I think to myself: Should I respond to people sitting in doorways differently from those who walk up to me? Does it matter whether people offer a reason, however unoriginal, like they have to pay for a fare home? If I knew their circumstances, should I distinguish between those who left home by choice and those forced by circumstances? Or between the mentally ill and the not, and whether mental illness led to their homelessness or is because of it? Should I take account of how they ask or what they look like or their personal hygiene? And does self-help carry any weight – are Big Issue sellers more worthy because they have to pay for a supply of magazines to sell onwards?
Some passers-by offer street people food and drink instead of cash, perhaps not trusting how they’d spend it. If I did this, should I ask what they’d like and take them with me to the shop? Given that they might be alcoholic, should I buy them the bottle of wine they crave? And who am I anyway to specify how another human should spend their money, given that my donation is their income?
Then there’s the question of what to say when I give money. Given that humanity might be all we have in common, a courteous ‘hello’ seems enough, and let the money speak for itself. But I wonder if I should offer more, get into a conversation, recognise rather than ignore someone. And if so, should I offer the same cash and conversation to others along the road or, having given to one, is it now okay to ignore the rest?
And how to say no when asked for money. ‘Sorry mate’ sounds over-friendly and a little patronising; a brisk ‘good morning’ is blatantly ignoring their request; and pretending I haven’t seen them feels cold. Should I be upset if they say something rude or sarcastic, and am I entitled to be rude back? Their blitzing of passers-by carries little personal feeling, so why should I feel bad? Can’t I be as mechanical to them as they are to me? Or if it’s usually the same person, can’t I say: ‘We discussed this yesterday, if you remember?’
But talking would in any case be awkward, I think to myself, and they might resent me for being better off or they might be drunk or violent and threaten me, particularly if they thought I was being patronising and they have a dog. In any case, do I really want to build a relationship? No – so saying nothing is perhaps the safest bet. In reality, anything I do say is trying to make me feel better, not them.
For sure, homelessness and begging is a worldwide issue, perhaps even more prevalent in other cultures. It’s been that way throughout history – except during an event like the Olympics when entire city centres are miraculously cleared of ‘undesirables’ to give visitors a good impression. Isn’t it part of nature’s pecking order? Can’t I simply accept that street people have their world and I mine, and that individually trying to change things would make no difference?

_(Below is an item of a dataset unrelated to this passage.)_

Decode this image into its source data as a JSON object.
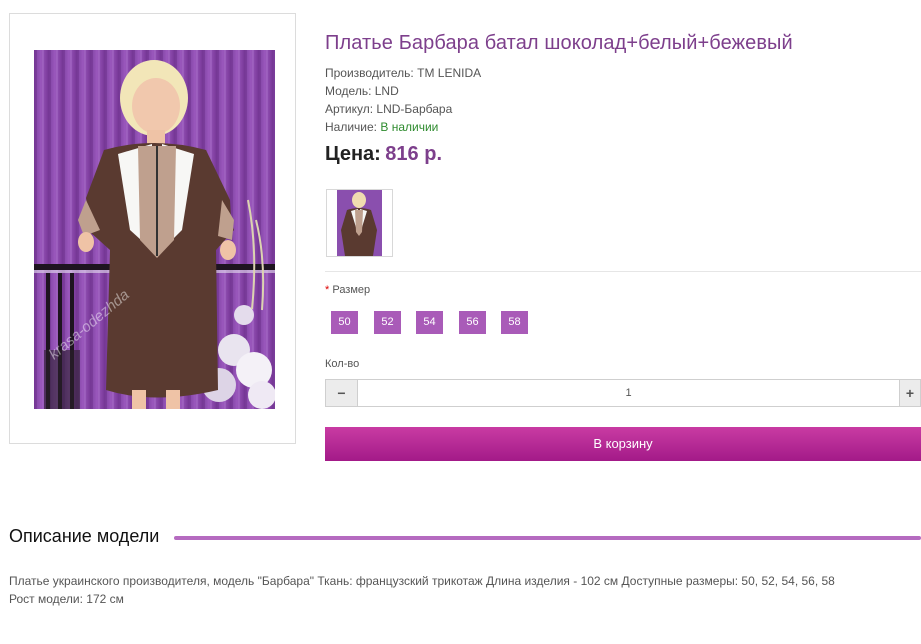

Anyway, in the absence of government interest, aren’t there charities that support homeless people? Isn’t their focussed approach better than anything I can offer? Aren’t they responsible? Oh, and if I contributed to such bodies I could deflect street approaches by saying: ‘It’s okay mate, I’ve already got a direct debit with Shelter – good eh?’
Yes – I think I see clearly now. Street people are not my problem, so I can ignore them with a clear conscience.